Additionally, we must compare this to the total probability of finding both particles anywhere, given by \(P_{tot}\). The ratio \(P_+/P_{tot}\) then tells us the likelihood of our particular scenario occurring relative to all possible scenarios. Understanding this is fundamental in quantum mechanics as it directs how we interpret the behavior of systems at a microscopic level where classical intuitions no longer apply.

Symmetric and Antisymmetric Wave Functions

When the particles in a system are indistinguishable, as is often the case in quantum mechanics, we need to consider the principles of symmetry in their wave functions. The Pauli exclusion principle dictates that identical fermions (particles like electrons with half-integer spin) must have antisymmetric wave functions, whereas bosons (particles with integer spin) can have symmetric wave functions.

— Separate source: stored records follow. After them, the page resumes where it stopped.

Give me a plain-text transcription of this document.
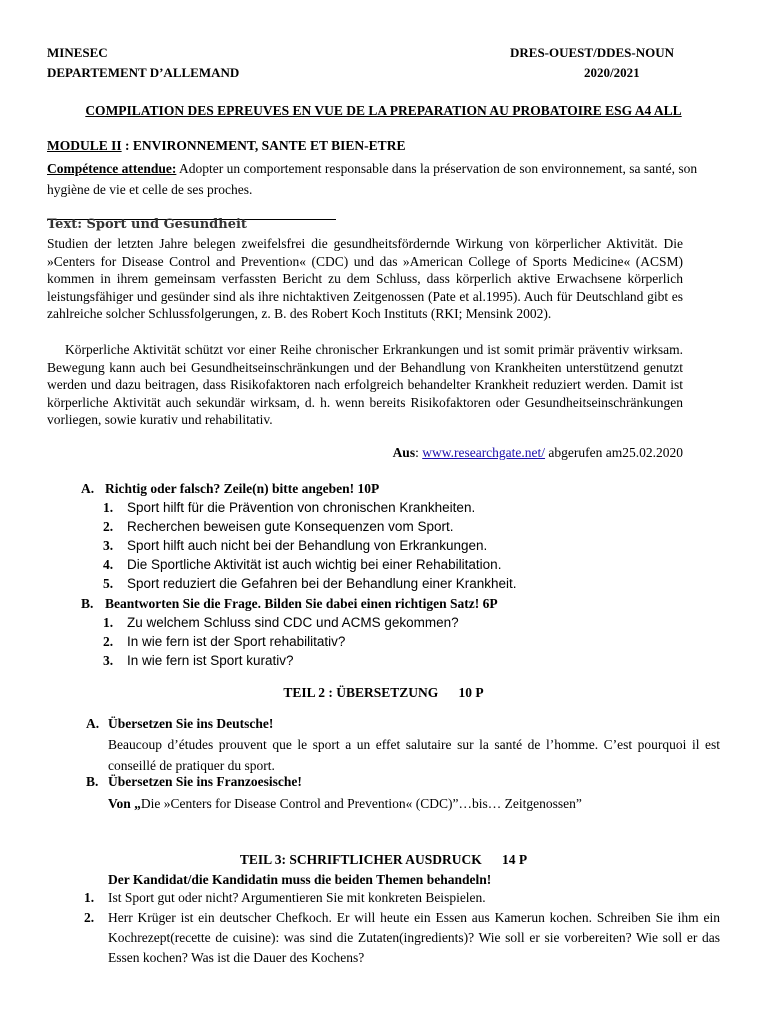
MINESEC
DEPARTEMENT D’ALLEMAND
DRES-OUEST/DDES-NOUN
2020/2021
COMPILATION DES EPREUVES EN VUE DE LA PREPARATION AU PROBATOIRE ESG A4 ALL
MODULE II : ENVIRONNEMENT, SANTE ET BIEN-ETRE
Compétence attendue: Adopter un comportement responsable dans la préservation de son environnement, sa santé, son hygiène de vie et celle de ses proches.
Text: Sport und Gesundheit
Studien der letzten Jahre belegen zweifelsfrei die gesundheitsfördernde Wirkung von körperlicher Aktivität. Die »Centers for Disease Control and Prevention« (CDC) und das »American College of Sports Medicine« (ACSM) kommen in ihrem gemeinsam verfassten Bericht zu dem Schluss, dass körperlich aktive Erwachsene körperlich leistungsfähiger und gesünder sind als ihre nichtaktiven Zeitgenossen (Pate et al.1995). Auch für Deutschland gibt es zahlreiche solcher Schlussfolgerungen, z. B. des Robert Koch Instituts (RKI; Mensink 2002).
Körperliche Aktivität schützt vor einer Reihe chronischer Erkrankungen und ist somit primär präventiv wirksam. Bewegung kann auch bei Gesundheitseinschränkungen und der Behandlung von Krankheiten unterstützend genutzt werden und dazu beitragen, dass Risikofaktoren nach erfolgreich behandelter Krankheit reduziert werden. Damit ist körperliche Aktivität auch sekundär wirksam, d. h. wenn bereits Risikofaktoren oder Gesundheitseinschränkungen vorliegen, sowie kurativ und rehabilitativ.
Aus: www.researchgate.net/ abgerufen am25.02.2020
A. Richtig oder falsch? Zeile(n) bitte angeben! 10P
1. Sport hilft für die Prävention von chronischen Krankheiten.
2. Recherchen beweisen gute Konsequenzen vom Sport.
3. Sport hilft auch nicht bei der Behandlung von Erkrankungen.
4. Die Sportliche Aktivität ist auch wichtig bei einer Rehabilitation.
5. Sport reduziert die Gefahren bei der Behandlung einer Krankheit.
B. Beantworten Sie die Frage. Bilden Sie dabei einen richtigen Satz! 6P
1. Zu welchem Schluss sind CDC und ACMS gekommen?
2. In wie fern ist der Sport rehabilitativ?
3. In wie fern ist Sport kurativ?
TEIL 2 : ÜBERSETZUNG      10 P
A. Übersetzen Sie ins Deutsche!
Beaucoup d’études prouvent que le sport a un effet salutaire sur la santé de l’homme. C’est pourquoi il est conseillé de pratiquer du sport.
B. Übersetzen Sie ins Franzoesische!
Von „Die »Centers for Disease Control and Prevention« (CDC)”…bis… Zeitgenossen”
TEIL 3: SCHRIFTLICHER AUSDRUCK      14 P
Der Kandidat/die Kandidatin muss die beiden Themen behandeln!
1. Ist Sport gut oder nicht? Argumentieren Sie mit konkreten Beispielen.
2. Herr Krüger ist ein deutscher Chefkoch. Er will heute ein Essen aus Kamerun kochen. Schreiben Sie ihm ein Kochrezept(recette de cuisine): was sind die Zutaten(ingredients)? Wie soll er sie vorbereiten? Wie soll er das Essen kochen? Was ist die Dauer des Kochens?
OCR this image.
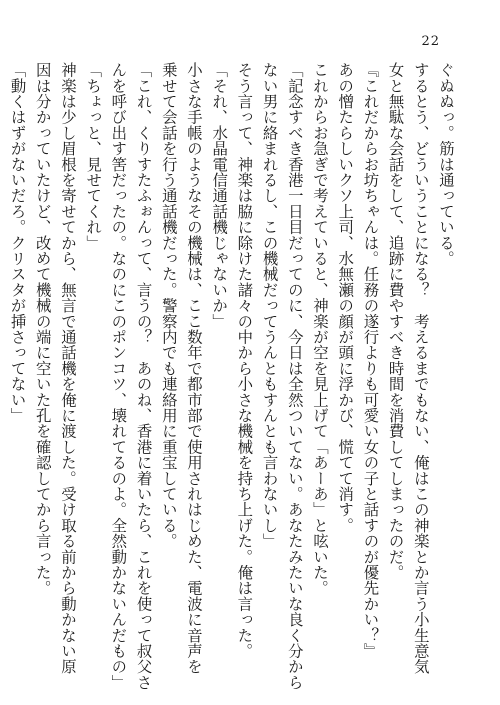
22
ぐぬぬっ。筋は通っている。
するとう、どういうことになる？　考えるまでもない、俺はこの神楽とか言う小生意気
女と無駄な会話をして、追跡に費やすべき時間を消費してしまったのだ。
『これだからお坊ちゃんは。任務の遂行よりも可愛い女の子と話すのが優先かい？』
あの憎たらしいクソ上司、水無瀬の顔が頭に浮かび、慌てて消す。
これからお急ぎで考えていると、神楽が空を見上げて「あーあ」と呟いた。
「記念すべき香港一日目だってのに、今日は全然ついてない。あなたみたいな良く分から
ない男に絡まれるし、この機械だってうんともすんとも言わないし」
そう言って、神楽は脇に除けた諸々の中から小さな機械を持ち上げた。俺は言った。
「それ、水晶電信通話機じゃないか」
小さな手帳のようなその機械は、ここ数年で都市部で使用されはじめた、電波に音声を
乗せて会話を行う通話機だった。警察内でも連絡用に重宝している。
「これ、くりすたふぉんって、言うの？　あのね、香港に着いたら、これを使って叔父さ
んを呼び出す筈だったの。なのにこのポンコツ、壊れてるのよ。全然動かないんだもの」
「ちょっと、見せてくれ」
神楽は少し眉根を寄せてから、無言で通話機を俺に渡した。受け取る前から動かない原
因は分かっていたけど、改めて機械の端に空いた孔を確認してから言った。
「動くはずがないだろ。クリスタが挿さってない」
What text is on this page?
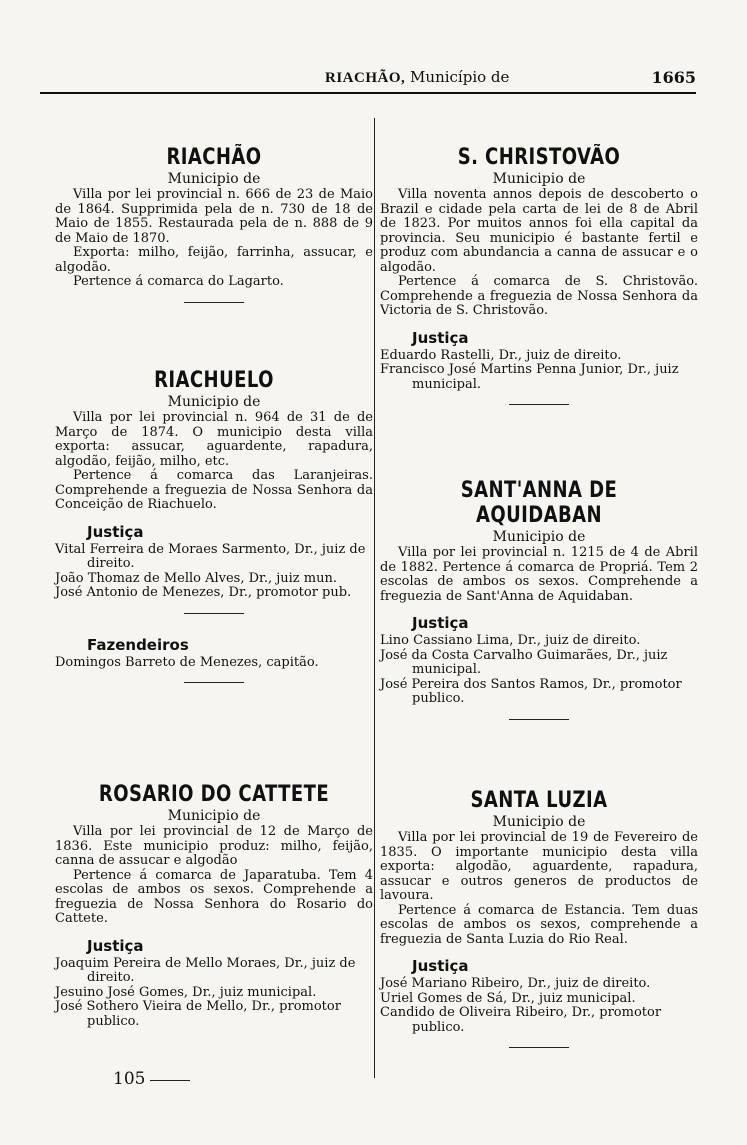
RIACHÃO, Município de	1665
RIACHÃO
Municipio de

Villa por lei provincial n. 666 de 23 de Maio de 1864. Supprimida pela de n. 730 de 18 de Maio de 1855. Restaurada pela de n. 888 de 9 de Maio de 1870.

Exporta: milho, feijão, farrinha, assucar, e algodão.

Pertence á comarca do Lagarto.

RIACHUELO
Municipio de

Villa por lei provincial n. 964 de 31 de de Março de 1874. O municipio desta villa exporta: assucar, aguardente, rapadura, algodão, feijão, milho, etc.

Pertence á comarca das Laranjeiras. Comprehende a freguezia de Nossa Senhora da Conceição de Riachuelo.

Justiça
Vital Ferreira de Moraes Sarmento, Dr., juiz de direito.
João Thomaz de Mello Alves, Dr., juiz mun.
José Antonio de Menezes, Dr., promotor pub.
Fazendeiros
Domingos Barreto de Menezes, capitão.
ROSARIO DO CATTETE
Municipio de

Villa por lei provincial de 12 de Março de 1836. Este municipio produz: milho, feijão, canna de assucar e algodão

Pertence á comarca de Japaratuba. Tem 4 escolas de ambos os sexos. Comprehende a freguezia de Nossa Senhora do Rosario do Cattete.

Justiça
Joaquim Pereira de Mello Moraes, Dr., juiz de direito.
Jesuino José Gomes, Dr., juiz municipal.
José Sothero Vieira de Mello, Dr., promotor publico.
S. CHRISTOVÃO
Municipio de

Villa noventa annos depois de descoberto o Brazil e cidade pela carta de lei de 8 de Abril de 1823. Por muitos annos foi ella capital da provincia. Seu municipio é bastante fertil e produz com abundancia a canna de assucar e o algodão.

Pertence á comarca de S. Christovão. Comprehende a freguezia de Nossa Senhora da Victoria de S. Christovão.

Justiça
Eduardo Rastelli, Dr., juiz de direito.
Francisco José Martins Penna Junior, Dr., juiz municipal.
SANT'ANNA DE AQUIDABAN
Municipio de

Villa por lei provincial n. 1215 de 4 de Abril de 1882. Pertence á comarca de Propriá. Tem 2 escolas de ambos os sexos. Comprehende a freguezia de Sant'Anna de Aquidaban.

Justiça
Lino Cassiano Lima, Dr., juiz de direito.
José da Costa Carvalho Guimarães, Dr., juiz municipal.
José Pereira dos Santos Ramos, Dr., promotor publico.
SANTA LUZIA
Municipio de

Villa por lei provincial de 19 de Fevereiro de 1835. O importante municipio desta villa exporta: algodão, aguardente, rapadura, assucar e outros generos de productos de lavoura.

Pertence á comarca de Estancia. Tem duas escolas de ambos os sexos, comprehende a freguezia de Santa Luzia do Rio Real.

Justiça
José Mariano Ribeiro, Dr., juiz de direito.
Uriel Gomes de Sá, Dr., juiz municipal.
Candido de Oliveira Ribeiro, Dr., promotor publico.
105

The symmetric wave function is essentially an average of the probability amplitudes for the two particles being in either state, signifying the indistinguishability of the particles. An antisymmetric wave function, on the other hand, includes a subtraction, which leads to a zero probability of finding both particles in the same state or location due to the exclusion principle.

In our exercise, the symmetric and antisymmetric wave functions are constructed by symmetrically or antisymmetrically combining the normalized wave functions of the two distinguishable particles. This results in unique probability distributions for finding the particles on either side of the origin. By calculating the ratio of probabilities for both particles being found on the positive side of the origin to the total probabilities, we can see how symmetry affects the outcomes for indistinguishable particles. This understanding extends to many quantum systems, from atoms to solid-state physics contexts, where symmetry plays an integral role in determining system properties.